Do I need to be an experienced kayaker? How physically fit should I be?
The amount of experience that we ask that you have depends on the cruise you choose. If you have no experience at all then we’d suggest one of our Basecamp voyages where we’ll happily introduce even the most inexperienced kayakers to this wonderful new experience.
Kayaking in Spitsbergen © Pete Gwatkin-Oceanwide Expeditions
The toughest part of kayaking in gentle waters is usually getting into the kayak itself. After that you just have to learn to keep a rhythm just like as if you were dancing.

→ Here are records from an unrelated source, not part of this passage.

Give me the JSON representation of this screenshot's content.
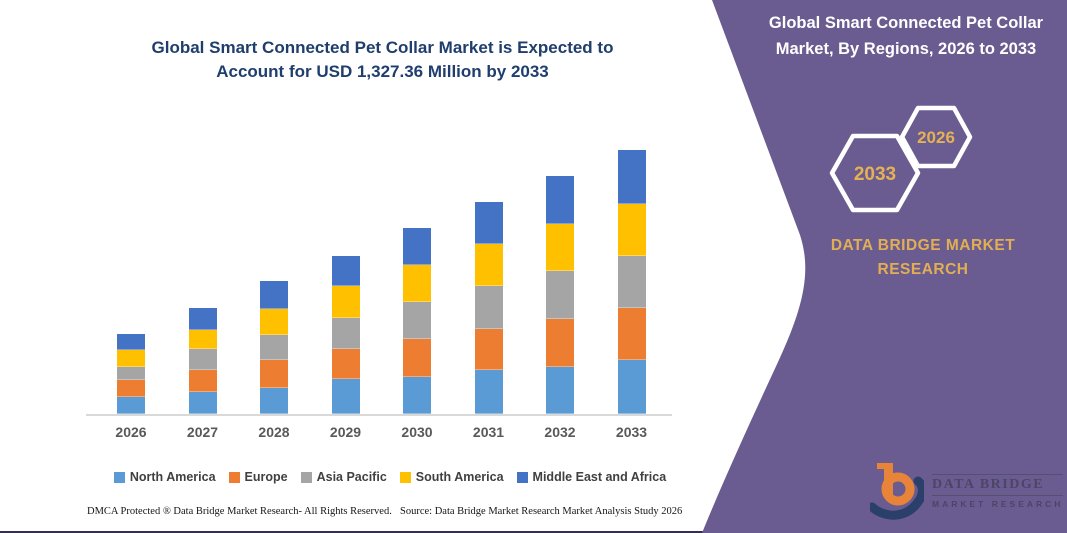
{
  "colors": {
    "panel_bg": "#6A5C90",
    "gold": "#E5B155",
    "chart_title": "#1F3E6E",
    "axis_label": "#595959",
    "legend_text": "#404040",
    "axis_line": "#D9D9D9",
    "bottom_rule": "#332E52",
    "logo_orange": "#E8833A",
    "logo_navy": "#2B3F6B",
    "logo_text": "#4B4566",
    "white": "#FFFFFF"
  },
  "chart": {
    "title_line1": "Global Smart Connected Pet Collar Market is Expected to",
    "title_line2": "Account for USD 1,327.36 Million by 2033"
  },
  "chart_data": {
    "type": "bar",
    "stacked": true,
    "title": "Global Smart Connected Pet Collar Market is Expected to Account for USD 1,327.36 Million by 2033",
    "unit": "USD Million",
    "categories": [
      "2026",
      "2027",
      "2028",
      "2029",
      "2030",
      "2031",
      "2032",
      "2033"
    ],
    "series": [
      {
        "name": "North America",
        "color": "#5B9BD5",
        "values": [
          85,
          112,
          132,
          176,
          188,
          221,
          238,
          271
        ]
      },
      {
        "name": "Europe",
        "color": "#ED7D31",
        "values": [
          88,
          109,
          139,
          149,
          188,
          206,
          240,
          263
        ]
      },
      {
        "name": "Asia Pacific",
        "color": "#A5A5A5",
        "values": [
          63,
          104,
          124,
          156,
          186,
          218,
          241,
          261
        ]
      },
      {
        "name": "South America",
        "color": "#FFC000",
        "values": [
          85,
          97,
          134,
          164,
          188,
          210,
          235,
          263
        ]
      },
      {
        "name": "Middle East and Africa",
        "color": "#4472C4",
        "values": [
          83,
          112,
          138,
          149,
          184,
          210,
          244,
          269
        ]
      }
    ],
    "xlabel": "",
    "ylabel": "",
    "ylim": [
      0,
      1400
    ],
    "grid": false,
    "y_axis_visible": false,
    "legend_position": "bottom"
  },
  "right_panel": {
    "title": "Global Smart Connected Pet Collar Market, By Regions, 2026 to 2033",
    "hexagon_back_label": "2033",
    "hexagon_front_label": "2026",
    "brand_line1": "DATA BRIDGE MARKET",
    "brand_line2": "RESEARCH"
  },
  "logo": {
    "name_line": "DATA BRIDGE",
    "sub_line": "MARKET RESEARCH"
  },
  "footer": {
    "left": "DMCA Protected ® Data Bridge Market Research-  All Rights Reserved.",
    "right": "Source: Data Bridge Market Research  Market Analysis Study 2026"
  }
}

Our other cruises do ask that you have more experience because they involve kayak excursions as opposed to just paddling around the shore or around your base ship. These excursions expose you to water that might not be quite as gentle as a sheltered bay and stand more of a chance of being impacted by various weather conditions.

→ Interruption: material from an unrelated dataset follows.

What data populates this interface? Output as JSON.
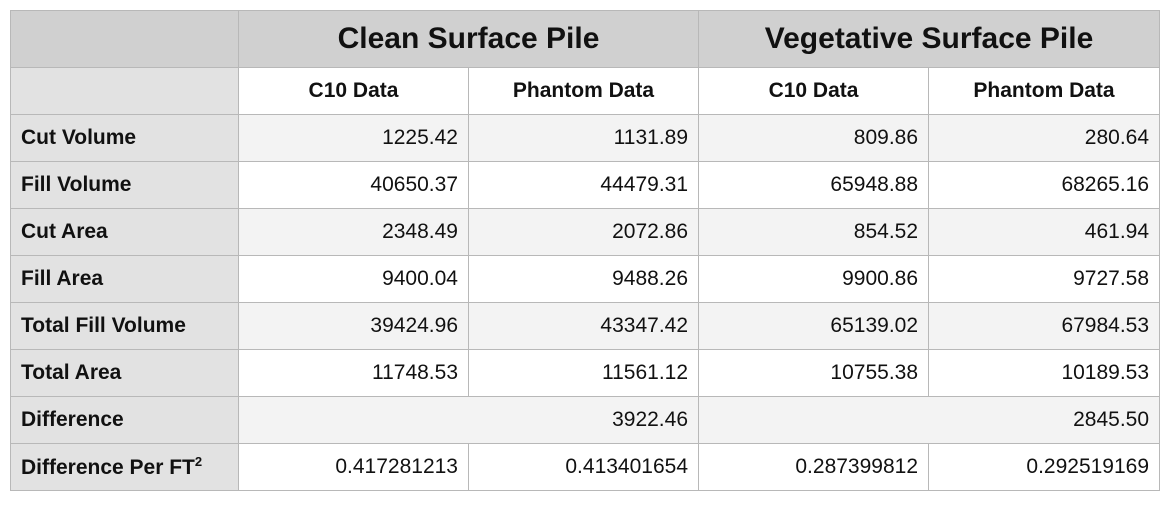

You won’t need to be able to do a kayak roll, but you should be able to demonstrate that you’re comfortable in a sea kayak. On these non-basecamp excursions our guides do reserve the right to refuse you access to a kayak if it’s clear you don’t have any experience – this is for your own safety.
You’ll probably want to be in decent physical shape and possess a good sense of balance – kayaking can be quite demanding on your core and arm muscles.
If you’re not sure if you’re quite ready for kayaking then please don’t hesitate to get in contact with us, we’d be more than happy to help you with any questions you might have.
Getting ready for kayaking © Elke Lindner-Oceanwide Expeditions
How many times will I get to go kayaking?
Kayaking is of course subject to weather and water conditions – your safety is our primary concern. That being said, any cruise with kayaking as an option tries to schedule up to four excursions.
Is kayaking safe?
One must take some caution when kayaking. First, you are exposed to Polar weather and sea conditions, and if you don’t dress warmly enough you might be some time before getting back to the main ship. Because you are on Polar waters there is a chance of exposure to hypothermia. For these reasons kayak excursions are limited to 14 passengers total – this number lets our accompanying guides keep track of everyone and make sure that everyone is having a good time.
One guide stays with the group in a support kayak, while another trails nearby in a Zodiac just in case of emergencies that require a faster retreat back to the main ship. All of our guides are experts in kayaking and have a great deal of experience working with groups just like yours. They will work to scale an excursion to the skill-level of your group.
Kayak fun © Oliver Richter-Oceanwide Expeditions
Do I have to bring any of my own kayaking equipment?
We provide the kayaks (5 single-seat and 5 double-seat Perception Horizon II and Perception Sea Yaks), the paddles, Neoprene wetsuits, splash shirts and spray covers, Neoprene booties and caps, and a life-jacket/kayak vest (Palm). You do however want to make sure you’re dressed properly for your excursion in the open Polar air. So you’ll need to bring along your own:
- thermal underwear bottom and top (for hygienic purposes under the wetsuit)
- a fleece jacket or vest to wear over your thermal underwear
- gloves (preferably ski/snowboard/mountaineering gloves with some grip and a Gore-tex outside with Thinsulate inside).
- a wind-and-waterproof breathable jacket or paddle anorak/jacket and trousers (e.g. Gore-tex)
- a waterproof bag (if you’re bringing a camera)
- fleece hat
- a turtle neck or neck gaiter
- thick socks
- sunscreen / sun block
Try to avoid bringing cloth clothing like t-shirts or jeans. Once it gets wet (from water or sweat) it will stay wet for a long time – not a comfortable experience in Polar weather!
What will I see?
You’re definitely going to see a whole lot of beauty – rugged shorelines with snow-capped mountains in the background, pristine untouched shorelines, icebergs that can turn the water beneath you a brilliant blue. The quiet nature of kayaking also makes it an excellent opportunity to encounter wildlife.